You can back up all your data in Kudu using the kudu-backup-tools.jar Kudu backup tool.

The Kudu backup tool runs a Spark job that builds the backup data file and writes it to HDFS or AWS S3, based on what you specify. Note that if you are backing up to S3, you have to provide S3 credentials to spark-submit as described in Specifying Credentials to Access S3 from Spark

The Kudu backup tool creates a full backup of your data on the first run. Subsequently, the tool creates incremental backups.

Run the following command to start the backup process:
spark-submit --class org.apache.kudu.backup.KuduBackup <path to kudu-backup2_2.11-1.12.0.jar> \
--kuduMasterAddresses <addresses of Kudu masters> \
--rootPath <path to store the backed up data> \
<table_name>
where
  • --kuduMasterAddresses is used to specify the addresses of the Kudu masters as a comma-separated list. For example, master1-host,master-2-host,master-3-host which are the actual hostnames of Kudu masters.
  • --rootPath is used to specify the path to store the backed up data. It accepts any Spark-compatible path.
    • Example for HDFS: hdfs:///kudu-backups
    • Example for AWS S3: s3a://kudu-backup/

    If you are backing up to S3 and see the “Exception in thread "main" java.lang.IllegalArgumentException: path must be absolute” error, ensure that S3 path ends with a forward slash (/).

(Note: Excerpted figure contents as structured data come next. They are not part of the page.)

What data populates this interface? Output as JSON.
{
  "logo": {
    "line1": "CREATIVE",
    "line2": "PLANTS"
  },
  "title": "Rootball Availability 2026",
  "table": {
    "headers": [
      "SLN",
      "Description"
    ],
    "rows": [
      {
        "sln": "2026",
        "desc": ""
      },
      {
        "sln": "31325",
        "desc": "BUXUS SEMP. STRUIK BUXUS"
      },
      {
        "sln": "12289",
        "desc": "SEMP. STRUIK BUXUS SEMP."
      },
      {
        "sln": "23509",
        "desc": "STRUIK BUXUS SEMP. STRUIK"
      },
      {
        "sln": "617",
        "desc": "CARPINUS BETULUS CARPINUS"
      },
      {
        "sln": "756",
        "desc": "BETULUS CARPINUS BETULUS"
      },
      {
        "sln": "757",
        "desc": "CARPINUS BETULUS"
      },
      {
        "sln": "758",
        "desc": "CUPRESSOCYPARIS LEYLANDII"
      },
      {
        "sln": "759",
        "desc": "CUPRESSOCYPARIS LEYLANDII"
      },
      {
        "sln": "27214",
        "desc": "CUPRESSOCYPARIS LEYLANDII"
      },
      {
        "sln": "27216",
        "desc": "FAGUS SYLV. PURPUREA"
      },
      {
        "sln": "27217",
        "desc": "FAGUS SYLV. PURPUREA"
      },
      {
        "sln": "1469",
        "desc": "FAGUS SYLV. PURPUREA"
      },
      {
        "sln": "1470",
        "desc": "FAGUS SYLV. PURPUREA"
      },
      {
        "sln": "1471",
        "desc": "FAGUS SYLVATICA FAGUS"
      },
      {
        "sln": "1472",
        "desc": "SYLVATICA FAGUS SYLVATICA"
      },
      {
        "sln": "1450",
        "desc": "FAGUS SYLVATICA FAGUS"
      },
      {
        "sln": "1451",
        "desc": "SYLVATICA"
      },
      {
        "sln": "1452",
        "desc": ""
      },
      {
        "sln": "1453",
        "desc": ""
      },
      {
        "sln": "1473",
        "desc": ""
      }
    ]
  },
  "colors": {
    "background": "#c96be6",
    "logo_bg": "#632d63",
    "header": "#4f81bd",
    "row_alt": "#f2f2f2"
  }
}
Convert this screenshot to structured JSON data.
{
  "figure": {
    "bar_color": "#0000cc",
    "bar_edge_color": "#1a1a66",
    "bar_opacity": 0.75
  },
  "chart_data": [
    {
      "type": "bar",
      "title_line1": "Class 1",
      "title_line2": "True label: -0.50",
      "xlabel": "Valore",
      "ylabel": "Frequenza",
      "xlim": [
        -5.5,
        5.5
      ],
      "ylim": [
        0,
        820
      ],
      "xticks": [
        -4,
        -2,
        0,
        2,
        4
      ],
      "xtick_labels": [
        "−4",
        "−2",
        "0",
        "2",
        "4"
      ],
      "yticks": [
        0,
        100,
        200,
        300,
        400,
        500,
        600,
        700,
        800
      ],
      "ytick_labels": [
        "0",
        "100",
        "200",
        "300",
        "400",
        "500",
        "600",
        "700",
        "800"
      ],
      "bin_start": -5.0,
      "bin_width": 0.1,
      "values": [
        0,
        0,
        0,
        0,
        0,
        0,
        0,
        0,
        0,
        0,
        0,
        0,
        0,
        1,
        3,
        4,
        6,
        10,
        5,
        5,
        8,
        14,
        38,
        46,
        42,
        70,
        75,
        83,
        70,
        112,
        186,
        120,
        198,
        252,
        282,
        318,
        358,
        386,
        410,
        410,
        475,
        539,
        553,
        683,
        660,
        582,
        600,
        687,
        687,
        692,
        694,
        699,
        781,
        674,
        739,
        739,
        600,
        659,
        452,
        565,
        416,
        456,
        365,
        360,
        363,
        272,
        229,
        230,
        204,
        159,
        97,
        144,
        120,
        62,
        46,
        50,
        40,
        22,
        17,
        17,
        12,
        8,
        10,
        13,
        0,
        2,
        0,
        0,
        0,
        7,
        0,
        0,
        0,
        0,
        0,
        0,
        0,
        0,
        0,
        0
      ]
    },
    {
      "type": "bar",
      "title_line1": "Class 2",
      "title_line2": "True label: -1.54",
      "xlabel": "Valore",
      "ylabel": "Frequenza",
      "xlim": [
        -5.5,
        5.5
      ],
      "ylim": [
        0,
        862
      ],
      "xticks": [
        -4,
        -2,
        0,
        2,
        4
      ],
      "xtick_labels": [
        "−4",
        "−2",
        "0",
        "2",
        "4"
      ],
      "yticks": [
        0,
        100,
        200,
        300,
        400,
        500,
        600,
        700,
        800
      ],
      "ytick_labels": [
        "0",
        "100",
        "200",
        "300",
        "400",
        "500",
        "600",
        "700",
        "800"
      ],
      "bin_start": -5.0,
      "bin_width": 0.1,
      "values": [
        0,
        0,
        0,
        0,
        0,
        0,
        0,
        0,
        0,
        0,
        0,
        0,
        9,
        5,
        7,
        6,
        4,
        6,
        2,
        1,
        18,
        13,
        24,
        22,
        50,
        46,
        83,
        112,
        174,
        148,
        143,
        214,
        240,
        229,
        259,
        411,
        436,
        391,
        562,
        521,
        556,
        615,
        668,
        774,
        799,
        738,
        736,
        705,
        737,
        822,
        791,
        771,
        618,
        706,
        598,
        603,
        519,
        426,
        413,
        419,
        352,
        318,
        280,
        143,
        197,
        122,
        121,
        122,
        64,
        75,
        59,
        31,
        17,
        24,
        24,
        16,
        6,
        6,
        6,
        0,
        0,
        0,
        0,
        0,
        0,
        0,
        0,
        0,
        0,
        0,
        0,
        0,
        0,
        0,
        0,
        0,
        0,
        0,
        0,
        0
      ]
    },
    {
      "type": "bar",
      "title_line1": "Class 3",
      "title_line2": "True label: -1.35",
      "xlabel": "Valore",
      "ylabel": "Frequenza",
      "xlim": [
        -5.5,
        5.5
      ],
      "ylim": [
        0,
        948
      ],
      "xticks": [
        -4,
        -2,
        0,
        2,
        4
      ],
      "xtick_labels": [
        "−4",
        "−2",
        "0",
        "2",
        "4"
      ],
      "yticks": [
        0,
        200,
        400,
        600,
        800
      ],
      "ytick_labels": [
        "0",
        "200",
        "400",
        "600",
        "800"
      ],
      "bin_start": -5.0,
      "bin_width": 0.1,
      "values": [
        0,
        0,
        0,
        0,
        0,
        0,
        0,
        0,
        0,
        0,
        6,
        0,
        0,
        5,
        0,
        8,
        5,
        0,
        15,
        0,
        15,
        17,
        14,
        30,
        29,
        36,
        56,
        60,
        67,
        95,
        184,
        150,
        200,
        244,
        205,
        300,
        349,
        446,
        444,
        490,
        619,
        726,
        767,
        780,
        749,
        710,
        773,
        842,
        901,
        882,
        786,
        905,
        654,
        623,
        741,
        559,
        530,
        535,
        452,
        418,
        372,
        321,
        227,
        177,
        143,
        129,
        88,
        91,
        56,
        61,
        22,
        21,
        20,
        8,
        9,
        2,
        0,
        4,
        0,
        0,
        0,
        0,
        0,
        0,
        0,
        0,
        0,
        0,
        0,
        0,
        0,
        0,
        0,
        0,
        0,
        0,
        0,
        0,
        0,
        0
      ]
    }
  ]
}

  • <table_name> can be a table or a list of tables to be backed up.

Example:

spark-submit --class org.apache.kudu.backup.KuduBackup /opt/cloudera/parcels/CDH-7.2.1-1.cdh7.2.1.p0.4041380/lib/kudu/kudu-backup2_2.11.jar \
--kuduMasterAddresses cluster-1.cluster_name.root.hwx.site,cluster-2.cluster_name.root.hwx.site \
--rootPath hdfs:///kudu-backups \
my_table